Il existe de nombreux biais cognitifs qui menacent de nous conduire à des conclusions erronées lorsque nous raisonnons notre cheminement à travers les problèmes : biais de confirmation (où nous ne prêtons attention qu’aux preuves qui soutiennent nos croyances préexistantes), biais de non-confirmation (où nous ignorons sélectivement les preuves qui contredisent nos croyances préexistantes) et biais de croyance (qui nous prédispose à accepter ce qui est cohérent avec nos croyances préexistantes), pour n’en nommer que trois. Dans son livre, Thinking, Fast and Slow, Daniel Kahneman soutient cependant de façon convaincante que si nous identifions consciemment et nous occupons de nos préjugés en temps réel – un exploit qui exige beaucoup d’efforts, il est vrai – nous pouvons en tirer des leçons sur leur effet sur notre raisonnement (au moins dans une certaine mesure).

Mais il y a une autre erreur que nous commettons peut-être aussi souvent que nous raisonnons à travers des problèmes qui, si nous ne faisons pas un effort conscient pour corriger, nous feront sauter aux mauvaises conclusions encore et encore. C’est une erreur aussi insidieuse que n’importe quelle erreur causée par des préjugés cognitifs, mais elle n’a aucun rapport. En fait, elle peut être encore plus insidieuse, car plus nous sommes capables de raisonner, de nous libérer du moindre de nos préjugés cognitifs, plus nous avons de chances d’y arriver. L’erreur dont je parle ? Ne pas remettre en question nos hypothèses.

Tout comme les préjugés cognitifs, nous ne sommes souvent pas conscients de nos hypothèses. Mais tous les arguments, toutes les conclusions reposent sur eux. En ce qui concerne l’effet de nos hypothèses sur nos conclusions, nous sommes tous comme des ordinateurs : GIGO (ordures à l’intérieur, ordures à l’extérieur).

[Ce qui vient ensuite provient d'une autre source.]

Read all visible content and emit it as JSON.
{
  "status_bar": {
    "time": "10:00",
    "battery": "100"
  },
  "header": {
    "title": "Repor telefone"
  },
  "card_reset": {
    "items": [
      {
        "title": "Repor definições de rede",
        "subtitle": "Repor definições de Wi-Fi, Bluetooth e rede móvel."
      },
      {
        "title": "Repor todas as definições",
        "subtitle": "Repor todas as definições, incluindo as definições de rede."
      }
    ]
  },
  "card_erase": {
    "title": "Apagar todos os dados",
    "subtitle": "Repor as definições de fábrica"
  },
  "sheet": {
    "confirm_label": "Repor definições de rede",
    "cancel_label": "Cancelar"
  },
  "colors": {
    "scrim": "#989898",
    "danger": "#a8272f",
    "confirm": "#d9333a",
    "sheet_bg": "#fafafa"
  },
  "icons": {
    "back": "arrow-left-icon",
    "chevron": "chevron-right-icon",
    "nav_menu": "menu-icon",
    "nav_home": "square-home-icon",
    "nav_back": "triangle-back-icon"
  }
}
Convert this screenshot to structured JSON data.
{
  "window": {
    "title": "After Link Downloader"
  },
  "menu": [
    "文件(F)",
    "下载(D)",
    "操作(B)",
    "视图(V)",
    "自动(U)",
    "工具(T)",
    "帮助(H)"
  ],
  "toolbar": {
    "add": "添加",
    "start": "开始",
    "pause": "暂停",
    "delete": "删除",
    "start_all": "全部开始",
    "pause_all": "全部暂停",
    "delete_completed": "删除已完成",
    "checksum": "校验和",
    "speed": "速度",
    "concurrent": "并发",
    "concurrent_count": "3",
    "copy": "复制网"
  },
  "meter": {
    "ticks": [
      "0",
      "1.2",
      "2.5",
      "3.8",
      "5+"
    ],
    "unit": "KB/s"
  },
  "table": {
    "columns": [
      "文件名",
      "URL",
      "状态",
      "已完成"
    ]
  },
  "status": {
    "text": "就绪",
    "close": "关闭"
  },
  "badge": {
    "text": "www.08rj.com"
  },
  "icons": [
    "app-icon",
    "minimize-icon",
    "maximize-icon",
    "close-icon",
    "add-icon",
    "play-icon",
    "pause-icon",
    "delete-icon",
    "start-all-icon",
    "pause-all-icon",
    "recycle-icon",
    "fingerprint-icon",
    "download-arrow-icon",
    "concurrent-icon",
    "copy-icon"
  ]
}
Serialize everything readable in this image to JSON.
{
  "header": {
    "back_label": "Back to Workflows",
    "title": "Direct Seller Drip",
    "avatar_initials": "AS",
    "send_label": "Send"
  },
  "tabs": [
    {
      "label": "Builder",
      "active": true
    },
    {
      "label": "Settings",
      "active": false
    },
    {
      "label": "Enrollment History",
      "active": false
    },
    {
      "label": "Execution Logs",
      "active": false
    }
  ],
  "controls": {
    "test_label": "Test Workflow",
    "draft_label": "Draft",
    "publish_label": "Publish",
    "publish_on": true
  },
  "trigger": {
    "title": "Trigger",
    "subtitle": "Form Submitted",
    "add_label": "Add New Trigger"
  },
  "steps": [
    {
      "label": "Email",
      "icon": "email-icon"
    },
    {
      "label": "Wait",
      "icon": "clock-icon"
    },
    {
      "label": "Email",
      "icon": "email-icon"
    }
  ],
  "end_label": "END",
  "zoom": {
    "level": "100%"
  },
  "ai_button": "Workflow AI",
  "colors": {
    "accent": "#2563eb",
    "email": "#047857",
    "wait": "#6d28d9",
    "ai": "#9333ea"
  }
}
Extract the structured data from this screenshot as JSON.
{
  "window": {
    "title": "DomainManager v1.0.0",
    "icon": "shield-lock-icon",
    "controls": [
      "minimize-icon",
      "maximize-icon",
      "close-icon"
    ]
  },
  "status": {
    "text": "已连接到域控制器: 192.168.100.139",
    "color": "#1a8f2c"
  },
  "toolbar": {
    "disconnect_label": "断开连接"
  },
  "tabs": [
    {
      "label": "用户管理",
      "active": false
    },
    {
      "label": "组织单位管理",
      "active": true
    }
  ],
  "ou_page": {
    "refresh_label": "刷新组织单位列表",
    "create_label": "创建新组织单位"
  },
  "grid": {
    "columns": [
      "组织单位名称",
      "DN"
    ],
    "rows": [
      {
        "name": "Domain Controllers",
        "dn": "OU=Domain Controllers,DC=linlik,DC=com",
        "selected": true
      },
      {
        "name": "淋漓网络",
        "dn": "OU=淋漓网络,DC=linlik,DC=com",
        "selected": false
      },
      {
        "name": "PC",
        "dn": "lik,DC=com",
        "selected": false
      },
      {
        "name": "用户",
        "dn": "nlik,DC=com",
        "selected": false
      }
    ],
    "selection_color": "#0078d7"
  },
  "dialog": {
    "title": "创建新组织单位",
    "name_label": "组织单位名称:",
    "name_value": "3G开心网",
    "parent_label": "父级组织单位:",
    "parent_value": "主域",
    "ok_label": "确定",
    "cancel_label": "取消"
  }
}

Aussi impeccable et impartial que soit notre raisonnement, nos conclusions ne seront valables que dans la mesure où nos hypothèses.

Bien que cela soit sans aucun doute évident pour beaucoup d’entre nous, la plupart du temps, beaucoup d’entre nous ne remettent pas suffisamment en question nos hypothèses. C’est si facile de ne pas le faire.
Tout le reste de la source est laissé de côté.